There were no error messages, so I'm at a loss on how to proceed. I would appreciate any assistance or guidance you can provide.

pontushojer commented 1 year ago

Which version of samplot are you using? There have been quite a few additions since the latest release. I would recommend installing the development version for now, using for example pip install git+https://github.com/ryanlayer/samplot.git.

It would be good if you could rerun your samplot vcf command with the added argument --debug and post the output here. This will hopefully provide some more information on why no SV is being plotted.
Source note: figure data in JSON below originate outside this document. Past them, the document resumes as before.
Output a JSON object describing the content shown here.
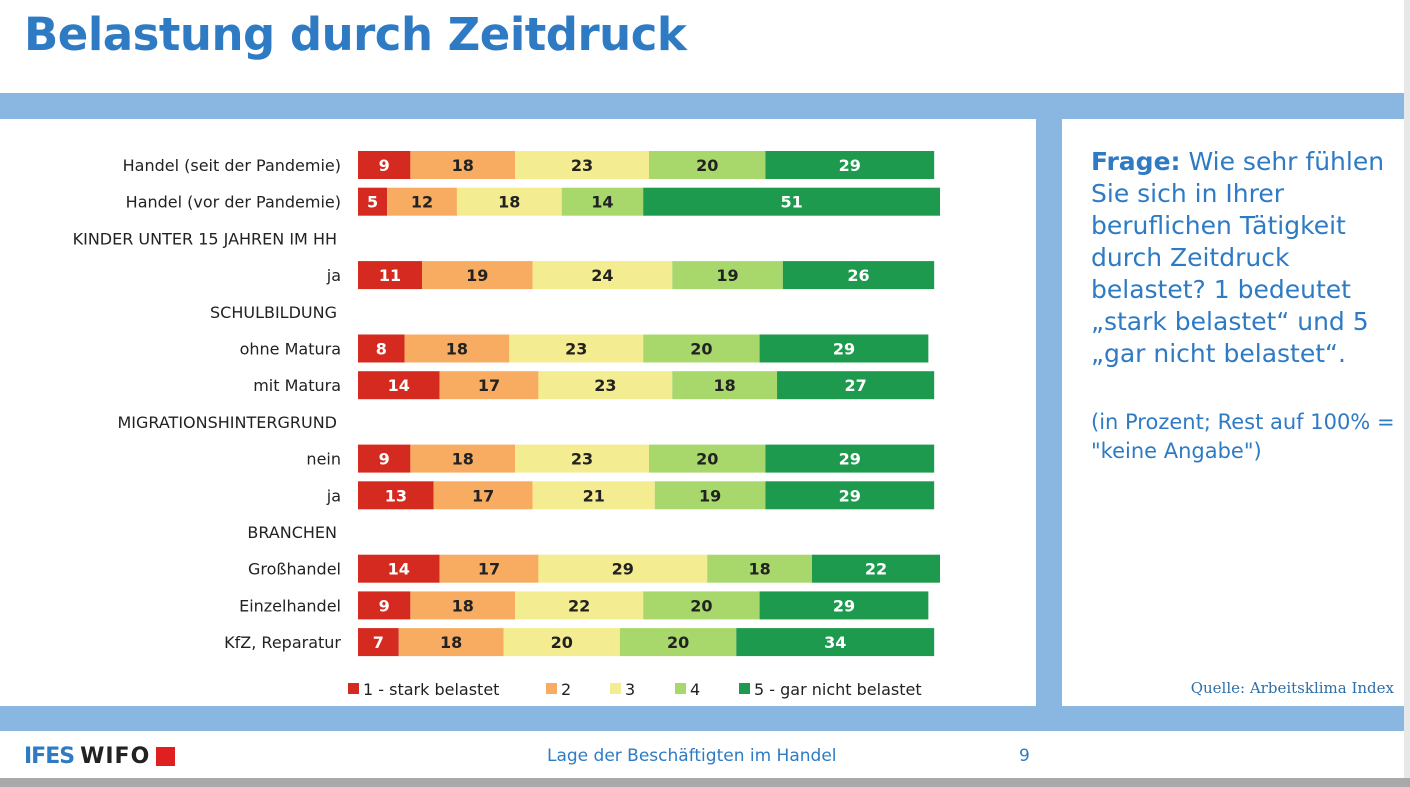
{
  "title": "Belastung durch Zeitdruck",
  "question_label": "Frage:",
  "question_text": "Wie sehr fühlen Sie sich in Ihrer beruflichen Tätigkeit durch Zeitdruck belastet? 1 bedeutet „stark belastet“ und 5 „gar nicht belastet“.",
  "note": "(in Prozent; Rest auf 100% = \"keine Angabe\")",
  "source": "Quelle: Arbeitsklima Index",
  "footer": {
    "logo_left": "IFES",
    "logo_right": "WIFO",
    "text": "Lage der Beschäftigten im Handel",
    "page": "9"
  },
  "colors": [
    "#d42a20",
    "#f8ac62",
    "#f4ec90",
    "#a8d86c",
    "#1e9a4e"
  ],
  "chart_data": {
    "type": "bar",
    "orientation": "horizontal",
    "stacked": true,
    "legend_position": "bottom",
    "series": [
      {
        "name": "1 - stark belastet"
      },
      {
        "name": "2"
      },
      {
        "name": "3"
      },
      {
        "name": "4"
      },
      {
        "name": "5 - gar nicht belastet"
      }
    ],
    "rows": [
      {
        "label": "Handel (seit der Pandemie)",
        "values": [
          9,
          18,
          23,
          20,
          29
        ]
      },
      {
        "label": "Handel (vor der Pandemie)",
        "values": [
          5,
          12,
          18,
          14,
          51
        ]
      },
      {
        "label": "KINDER UNTER 15 JAHREN IM HH",
        "header": true
      },
      {
        "label": "ja",
        "values": [
          11,
          19,
          24,
          19,
          26
        ]
      },
      {
        "label": "SCHULBILDUNG",
        "header": true
      },
      {
        "label": "ohne Matura",
        "values": [
          8,
          18,
          23,
          20,
          29
        ]
      },
      {
        "label": "mit Matura",
        "values": [
          14,
          17,
          23,
          18,
          27
        ]
      },
      {
        "label": "MIGRATIONSHINTERGRUND",
        "header": true
      },
      {
        "label": "nein",
        "values": [
          9,
          18,
          23,
          20,
          29
        ]
      },
      {
        "label": "ja",
        "values": [
          13,
          17,
          21,
          19,
          29
        ]
      },
      {
        "label": "BRANCHEN",
        "header": true
      },
      {
        "label": "Großhandel",
        "values": [
          14,
          17,
          29,
          18,
          22
        ]
      },
      {
        "label": "Einzelhandel",
        "values": [
          9,
          18,
          22,
          20,
          29
        ]
      },
      {
        "label": "KfZ, Reparatur",
        "values": [
          7,
          18,
          20,
          20,
          34
        ]
      }
    ]
  }
}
karen916 commented 1 year ago

Thank you for your assistance. I recently updated from version 1.3.0 to 1.3.1. After the update, I encountered the following error:(py37) [chenzhaojin@lfpara survivor]$ samplot vcf \

--filter "SVTYPE == 'DEL' & SU >= 5" \
--filter "SVTYPE == 'INV' & SU >= 3" \
--vcf filtered_1-30_fixed.vcf\
-d test_3/ \
-O png\
--important_regions bed2.bed\

--sample_ids 1-30 \ --debug \ -b /home/chenzhaojin/expansion/sv/mid75/1-30/delly/alignment_1_sorted.bam > samplot_commands.sh samplot_vcf - ERROR: No RG field in alignment file /home/chenzhaojin/expansion/sv/mid75/1-30/delly/alignment_1_sorted.bam samplot_vcf - ERROR: Include ordered list of sample IDs to avoid this error 'RG' I've checked the header information of my BAM file and noticed that it indeed lacks the @RG field. Here's a snippet from the header of my file: (py37) [chenzhaojin@lfpara survivor]$ samtools view -H /home/chenzhaojin/expansion/sv/mid75/1-30/delly/alignment_1_sorted.bam @HD VN:1.3 SO:coordinate @SQ SN:NC_010443.5 LN:274330532 @SQ SN:NC_010444.4 LN:151935994 @SQ SN:NC_010445.4 LN:132848913 @SQ SN:NC_010446.5 LN:130910915 @SQ SN:NC_010447.5 LN:104526007 @SQ SN:NC_010448.4 LN:170843587 @SQ SN:NC_010449.5 LN:121844099 @SQ SN:NC_010450.4 LN:138966237 @SQ SN:NC_010451.4 LN:139512083 @SQ SN:NC_010452.4 LN:69359453 @SQ SN:NC_010453.5 LN:79169978 I look forward to your response. Thank you very much for your assistance.

pontushojer commented 1 year ago

You need to provide a sample ID using the --sample_ids argument. This sample id should be the same as the sample name in your VCF.